Whiners and losers

7/4/2004

Out on the field, the Cal State-Fullerton players were celebrating their College World Series championship and accepting the winners' trophy. Under the stands, the University of Texas Longhorns were boycotting the ceremony rather than accept the runner-up trophy and acknowledge that they were second best.

On top of that, Texas Coach Augie Garrido was at that moment talking to his team about the importance of learning something constructive from having lost.

Oh, the irony.

It was a messy display of bad, or at least unthinking, sportsmanship which Coach Garrido's belated apology, issued days later through the university, did little to mitigate.

Without question Coach Garrido is a successful college baseball coach, the winningest of all time in Division 1. He has won the College World Series at Texas and previously at Cal State-Fullerton. But as a molder of young men, charged with helping his athletes mature into adults of character, he struck out this time.

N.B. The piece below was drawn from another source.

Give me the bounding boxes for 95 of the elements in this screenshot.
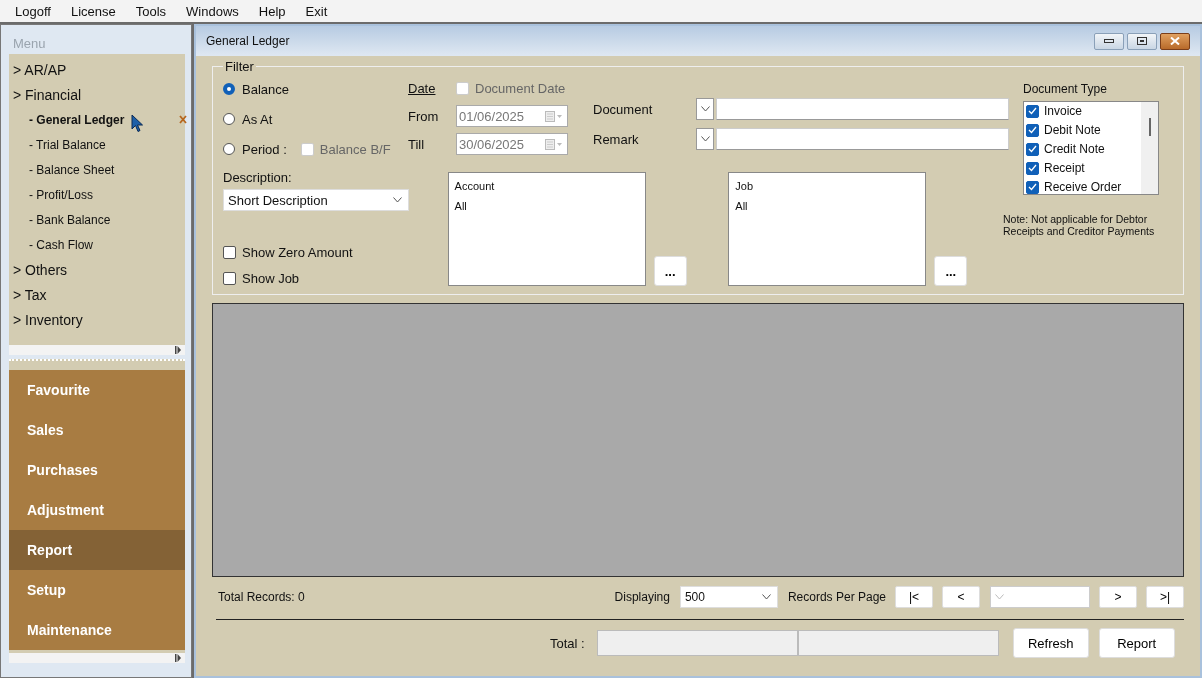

Despite Knute Rockne's pessimistic assessment many years ago - "Show me a gracious loser and I'll show you a failure" - amateur sports should be about winning and losing with class. Texas' failure to honor tradition and return to the field in a gesture of respect for the team that defeated them is a slap at Cal State-Fullerton, and it greatly diminishes the Longhorns' otherwise great season.

But it's not just the University of Texas. It was not long ago that the NCAA's college basketball Final Four included a consolation game, pairing the two first-round losers in a contest for third place, just prior to the championship game.

Not any more. Third place wasn't deemed worth the effort.

Even the National Hockey League, whose athletes try to bash each other's heads in during the Stanley Cup finals, shake hands in a show of mutual respect when it's all over.

We don't doubt that the Longhorn players were emotionally crushed by their defeat. But when their coach was talking to them in the locker-room about taking something positive from the loss, they should have been out on the field finding out for themselves.